Fugues

Pour fuir le quotidien quand il devient trop pesant...

04 août 2008

Dépression et suicide

Je ne sais pas si tous les gens qui se suicident, ou sont tentés de le faire, sont malades de dépression, j'aurais tendance à dire que oui, le suicidaire est sans doute un dépressif qui se cache, même s'il ne le sait pas lui-même. En tout cas, quand un malade de dépression tente de se suicider, on entend souvent les gens de son entourage dire : "Mais qu'est-ce qui s'est passé ? Pourquoi a-t-il fait ça ?" et aussi "Comment a-t-il eu le courage de faire ça ?".

Il n'y a pas de "raison", aucun "évènement" n'est directement responsable d'un suicide, rien ni personne n'a poussé le dépressif à se suicider. Le seul responsable, c'est la maladie.

Et il ne s'agit pas de courage. Ni de lâcheté non plus d'ailleurs. C'est beaucoup plus simple.

La dépression, c'est comme un petit muret au bord d'une route de montagne. D'un côté du muret, il y a la route - et la vie. De l'autre côté il y a le vide - et la mort. Et le dépressif marche sur le muret. Et à tout instant il peut basculer, d'un côté ou de l'autre.

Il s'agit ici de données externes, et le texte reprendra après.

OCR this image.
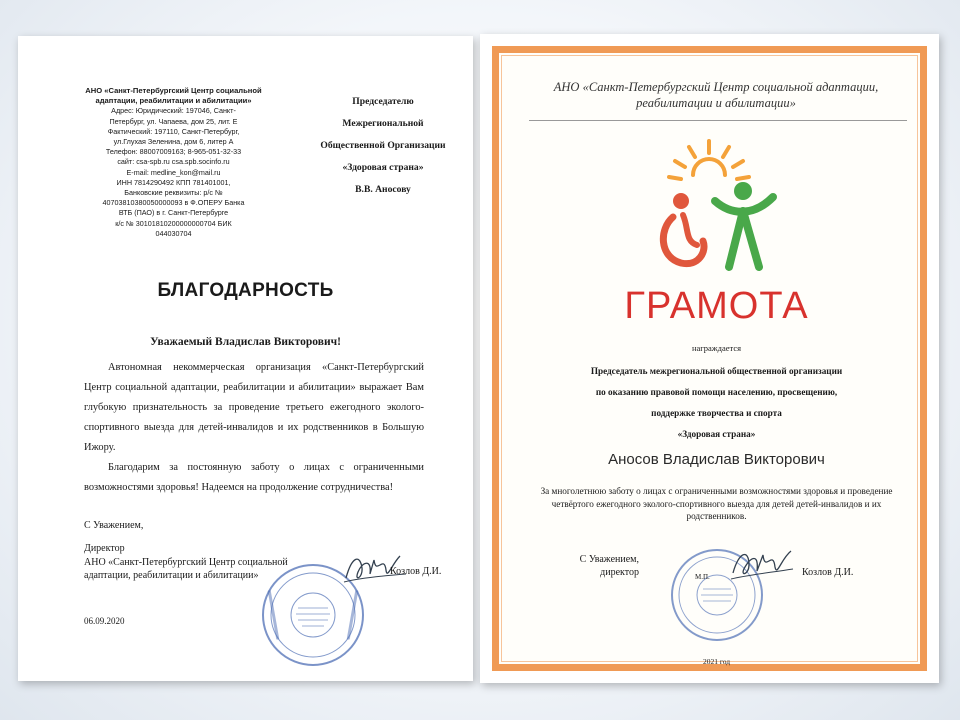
АНО «Санкт-Петербургский Центр социальной адаптации, реабилитации и абилитации»
Адрес: Юридический: 197046, Санкт-
Петербург, ул. Чапаева, дом 25, лит. Е
Фактический: 197110, Санкт-Петербург,
ул.Глухая Зеленина, дом 6, литер А
Телефон: 88007009163; 8-965-051-32-33
сайт: csa-spb.ru csa.spb.socinfo.ru
E-mail: medline_kon@mail.ru
ИНН 7814290492 КПП 781401001,
Банковские реквизиты: р/с №
40703810380050000093 в Ф.ОПЕРУ Банка
ВТБ (ПАО) в г. Санкт-Петербурге
к/с № 30101810200000000704 БИК
044030704
Председателю
Межрегиональной
Общественной Организации
«Здоровая страна»
В.В. Аносову
БЛАГОДАРНОСТЬ
Уважаемый Владислав Викторович!

Автономная некоммерческая организация «Санкт-Петербургский Центр социальной адаптации, реабилитации и абилитации» выражает Вам глубокую признательность за проведение третьего ежегодного эколого-спортивного выезда для детей-инвалидов и их родственников в Большую Ижору.

Благодарим за постоянную заботу о лицах с ограниченными возможностями здоровья! Надеемся на продолжение сотрудничества!

С Уважением,
Директор
АНО «Санкт-Петербургский Центр социальной
адаптации, реабилитации и абилитации»	Козлов Д.И.
06.09.2020
АНО «Санкт-Петербургский Центр социальной адаптации, реабилитации и абилитации»
ГРАМОТА
награждается
Председатель межрегиональной общественной организации
по оказанию правовой помощи населению, просвещению,
поддержке творчества и спорта
«Здоровая страна»
Аносов Владислав Викторович
За многолетнюю заботу о лицах с ограниченными возможностями здоровья и проведение четвёртого ежегодного эколого-спортивного выезда для детей детей-инвалидов и их родственников.
С Уважением,
директор	М.П.	Козлов Д.И.
2021 год
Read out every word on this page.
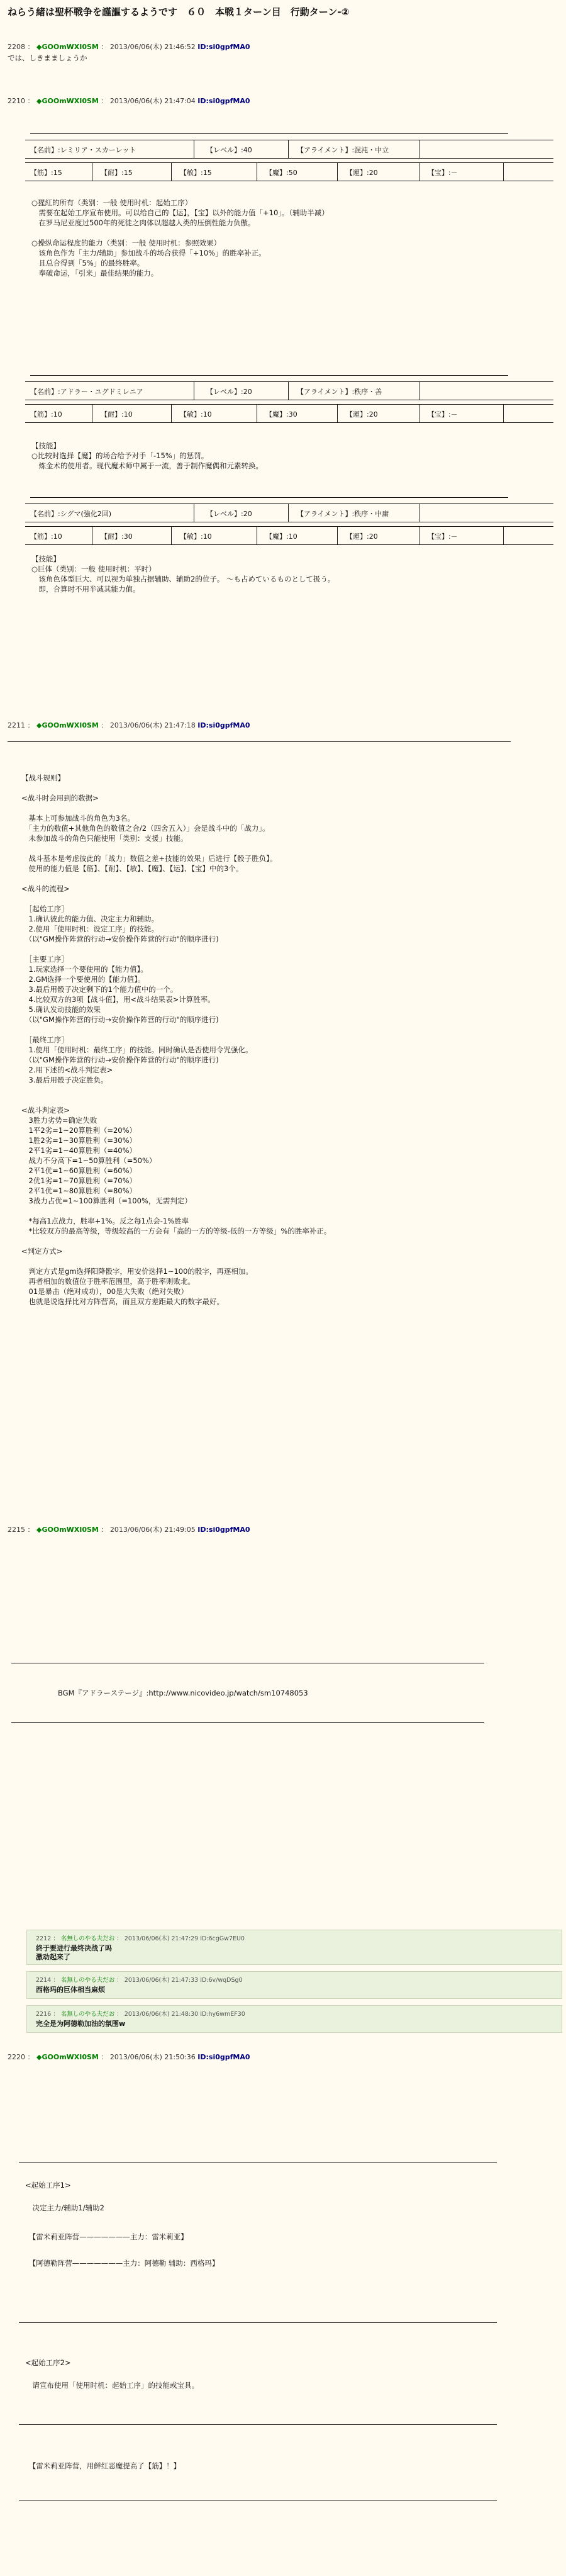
ねらう緒は聖杯戦争を謹謳するようです　６０　本戦１ターン目　行動ターン-②
2208 ： ◆GOOmWXI0SM ： 2013/06/06(木) 21:46:52 ID:si0gpfMA0
では、しきまましょうか
2210 ： ◆GOOmWXI0SM ： 2013/06/06(木) 21:47:04 ID:si0gpfMA0
【名前】:レミリア・スカーレット	【レベル】:40	【アライメント】:混沌・中立
【筋】:15	【耐】:15	【敏】:15	【魔】:50	【運】:20	【宝】:－
○猩紅的所有（类别：一般 使用时机：起始工序）
　需要在起始工序宣布使用。可以给自己的【运】，【宝】以外的能力值「+10」。（辅助半减）
　在罗马尼亚度过500年的死徒之肉体以超越人类的压倒性能力负傲。
○操纵命运程度的能力（类别：一般 使用时机：参照效果）
　该角色作为「主力/辅助」参加战斗的场合获得「+10%」的胜率补正。
　且总合得到「5%」的最终胜率。
　奉破命运，「引来」最佳结果的能力。
【名前】:アドラー・ユグドミレニア	【レベル】:20	【アライメント】:秩序・善
【筋】:10	【耐】:10	【敏】:10	【魔】:30	【運】:20	【宝】:－
【技能】
○比较时选择【魔】的场合给予对手「-15%」的惩罚。
　炼金术的使用者。现代魔术师中属于一流，善于制作魔偶和元素转换。
【名前】:シグマ(強化2回)	【レベル】:20	【アライメント】:秩序・中庸
【筋】:10	【耐】:30	【敏】:10	【魔】:10	【運】:20	【宝】:－
【技能】
○巨体（类别：一般 使用时机：平时）
　该角色体型巨大、可以视为单独占据辅助、辅助2的位子。 〜も占めているものとして扱う。
　即，合算时不用半减其能力值。
2211 ： ◆GOOmWXI0SM ： 2013/06/06(木) 21:47:18 ID:si0gpfMA0
【战斗规则】
<战斗时会用到的数据>
　基本上可参加战斗的角色为3名。
　「主力的数值+其他角色的数值之合/2（四舍五入）」会是战斗中的「战力」。
　未参加战斗的角色只能使用「类别：支援」技能。
　战斗基本是考虑彼此的「战力」数值之差+技能的效果」后进行【骰子胜负】。
　使用的能力值是【筋】、【耐】、【敏】、【魔】、【运】、【宝】中的3个。
<战斗的流程>
　［起始工序］
　1.确认彼此的能力值、决定主力和辅助。
　2.使用「使用时机：设定工序」的技能。
　（以"GM操作阵营的行动→安价操作阵营的行动"的顺序进行)
　［主要工序］
　1.玩家选择一个要使用的【能力值】。
　2.GM选择一个要使用的【能力值】。
　3.最后用骰子决定剩下的1个能力值中的一个。
　4.比较双方的3项【战斗值】，用<战斗结果表>计算胜率。
　5.确认发动技能的效果
　（以"GM操作阵营的行动→安价操作阵营的行动"的顺序进行)
　［最终工序］
　1.使用「使用时机：最终工序」的技能。同时确认是否使用令咒强化。
　（以"GM操作阵营的行动→安价操作阵营的行动"的顺序进行)
　2.用下述的<战斗判定表>
　3.最后用骰子决定胜负。
<战斗判定表>
　3胜力劣势=确定失败
　1平2劣=1~20算胜利（=20%）
　1胜2劣=1~30算胜利（=30%）
　2平1劣=1~40算胜利（=40%）
　战力不分高下=1~50算胜利（=50%）
　2平1优=1~60算胜利（=60%）
　2优1劣=1~70算胜利（=70%）
　2平1优=1~80算胜利（=80%）
　3战力占优=1~100算胜利（=100%，无需判定）
　*每高1点战力，胜率+1%。反之每1点会-1%胜率
　*比较双方的最高等级，等级较高的一方会有「高的一方的等级-低的一方等级」%的胜率补正。
<判定方式>
　判定方式是gm选择阳降骰字，用安价选择1~100的骰字，再逐相加。
　再者相加的数值位于胜率范围里，高于胜率则败北。
　01是暴击（绝对成功），00是大失败（绝对失败）
　也就是说选择比对方阵营高，而且双方差距最大的数字最好。
2215 ： ◆GOOmWXI0SM ： 2013/06/06(木) 21:49:05 ID:si0gpfMA0
BGM『アドラーステージ』:http://www.nicovideo.jp/watch/sm10748053
2212 ： 名無しのやる夫だお ： 2013/06/06(木) 21:47:29 ID:6cgGw7EU0
終于要进行最终决战了吗
激动起来了
2214 ： 名無しのやる夫だお ： 2013/06/06(木) 21:47:33 ID:6v/wqDSg0
西格玛的巨体相当麻烦
2216 ： 名無しのやる夫だお ： 2013/06/06(木) 21:48:30 ID:hy6wmEF30
完全是为阿德勒加油的氛围w
2220 ： ◆GOOmWXI0SM ： 2013/06/06(木) 21:50:36 ID:si0gpfMA0
<起始工序1>
　决定主力/辅助1/辅助2
　【雷米莉亚阵营———————主力：雷米莉亚】
　【阿德勒阵营———————主力：阿德勒 辅助：西格玛】
<起始工序2>
　请宣布使用「使用时机：起始工序」的技能或宝具。
　【雷米莉亚阵营，用鲜红恶魔提高了【筋】！】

Il marche sur ce muret avec des chaussures de plomb. Toute son énergie lui sert à soulever le pied gauche pour l'amener devant le droit, puis à soulever le pied droit pour l'amener devant le gauche. Rien d'autre n'a d'importance. Il ne peut pas penser à sa famille, au travail, plus rien n'a d'intérêt, plus rien ne compte hormis mettre un pied devant l'autre. Et cette action seule est harassante, épuisante. Alors parfois, il pense "A quoi bon ?" "A quoi ça sert ?". Au fond de lui il crie "libérez-moi" à un Dieu auquel il ne croit pas, ou plus, de toute façon, il n'a même plus l'énergie de croire à quelque chose. Se libérer, c'est tout ce qui compte. Et quand ces pensées lui viennent, c'est là qu'il peut basculer du côté du vide. Si, à ce moment-là, il voit le pistolet sur la commode, ou le tube de barbiturique sur la table de cuisine, et bien... Il se libère.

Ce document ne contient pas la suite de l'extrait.